The Extended Hearing Panel further stated that the firm abused the confidence and trust placed in it by its customers, and sold Digi notes despite having failed to even try to understand the nature of the offering. For example, the firm conducted no independent investigation into Digi’s ability to secure leases, which was germane to its ability to pay the attractive twenty-five percent returns. FINRA ultimately found that the firm lacked any reasonable basis to conclude that the sale of the notes were suitable for any investor, let alone the thirteen investors who purchased the notes.

Initially, FINRA lodged a six-cause Complaint against Spencer Edwards on December 4, 2017. Particularly, FINRA alleged that the firm’s unreasonable due diligence regarding Digi notes was violative of FINRA Rule 2010 and 2111(a); the firm’s distribution of incomplete and misleading Digi sales materials was violative of FINRA Rules 2010 and 2210; the firm’s supervisory failures pertaining to due diligence on Digi was violative of FINRA Rules 2010 and NASD Rule 3010(a) and 3010(b); and the firm failed to provide a customer’s $50,000.00 check to Digi; conduct violative of FINRA Rule 2010 and Securities Exchange Act of 1934 and Rule 15c2-4(a). FINRA’s Extended Hearing Panel found the firm to have committed those FINRA Rule violations.

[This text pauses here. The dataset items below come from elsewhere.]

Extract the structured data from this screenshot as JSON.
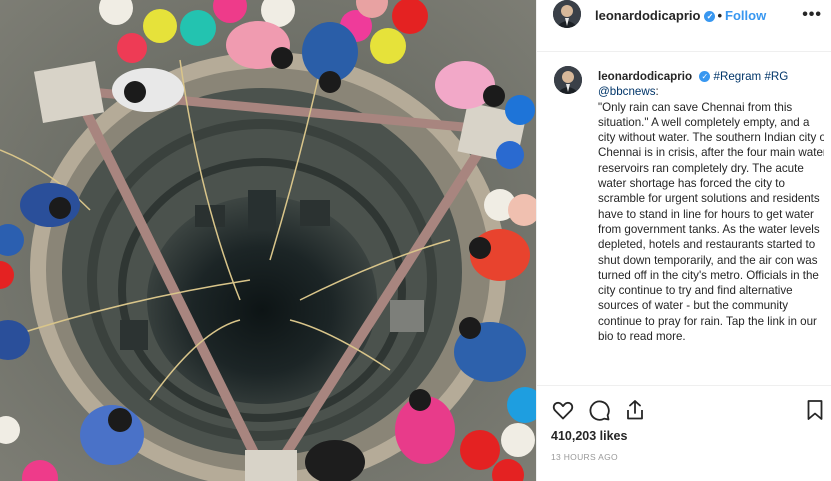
{
  "post": {
    "image_alt": "",
    "username": "leonardodicaprio",
    "verified_symbol": "✓",
    "dot": "•",
    "follow_label": "Follow",
    "more_symbol": "•••"
  },
  "caption": {
    "username": "leonardodicaprio",
    "tag1": "#Regram",
    "tag2": "#RG",
    "mention": "@bbcnews",
    "colon": ":",
    "text": "\"Only rain can save Chennai from this situation.\" A well completely empty, and a city without water. The southern Indian city of Chennai is in crisis, after the four main water reservoirs ran completely dry. The acute water shortage has forced the city to scramble for urgent solutions and residents have to stand in line for hours to get water from government tanks. As the water levels depleted, hotels and restaurants started to shut down temporarily, and the air con was turned off in the city's metro. Officials in the city continue to try and find alternative sources of water - but the community continue to pray for rain. Tap the link in our bio to read more."
  },
  "stats": {
    "likes": "410,203 likes",
    "time_ago": "13 HOURS AGO"
  },
  "icons": {
    "like": "heart-icon",
    "comment": "comment-icon",
    "share": "share-icon",
    "save": "bookmark-icon",
    "verified": "verified-badge-icon",
    "more": "more-options-icon"
  },
  "colors": {
    "accent": "#3897f0",
    "hashtag": "#003569",
    "text": "#262626",
    "muted": "#999999"
  }
}
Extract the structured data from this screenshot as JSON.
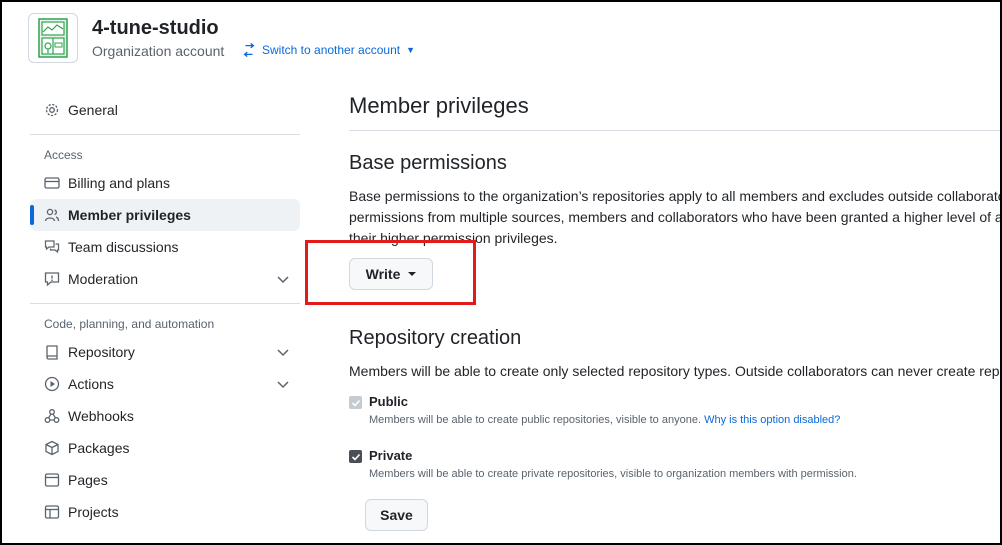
{
  "header": {
    "org_name": "4-tune-studio",
    "org_type": "Organization account",
    "switch_label": "Switch to another account"
  },
  "sidebar": {
    "general": "General",
    "section_access": "Access",
    "billing": "Billing and plans",
    "member_privileges": "Member privileges",
    "team_discussions": "Team discussions",
    "moderation": "Moderation",
    "section_code": "Code, planning, and automation",
    "repository": "Repository",
    "actions": "Actions",
    "webhooks": "Webhooks",
    "packages": "Packages",
    "pages": "Pages",
    "projects": "Projects"
  },
  "main": {
    "title": "Member privileges",
    "base": {
      "heading": "Base permissions",
      "line1": "Base permissions to the organization’s repositories apply to all members and excludes outside collaborato",
      "line2": "permissions from multiple sources, members and collaborators who have been granted a higher level of a",
      "line3": "their higher permission privileges.",
      "dropdown_value": "Write"
    },
    "repo_creation": {
      "heading": "Repository creation",
      "desc": "Members will be able to create only selected repository types. Outside collaborators can never create repo",
      "public_label": "Public",
      "public_desc": "Members will be able to create public repositories, visible to anyone.",
      "public_link": "Why is this option disabled?",
      "private_label": "Private",
      "private_desc": "Members will be able to create private repositories, visible to organization members with permission.",
      "save_label": "Save"
    }
  },
  "colors": {
    "accent": "#0969da",
    "highlight": "#e21a1a",
    "active_bg": "#eff2f5"
  }
}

As noted in the Decision, Spencer Edward’s disciplinary history is extensive, which suggests that the firm does not take compliance measures seriously. For example, the firm was previously censured and fined $707,000.00 by FINRA’s Extended Hearing Panel according to a Decision containing findings that the firm, and those under its control, facilitated sales of billions of non-exempt and unregistered stock; conduct violative of Securities Act of 1933 Section 5. Moreover, FINRA’s Extended Hearing Panel found the firm to have failed to supervise its business practices with a view towards preventing unlawful unregistered securities sales.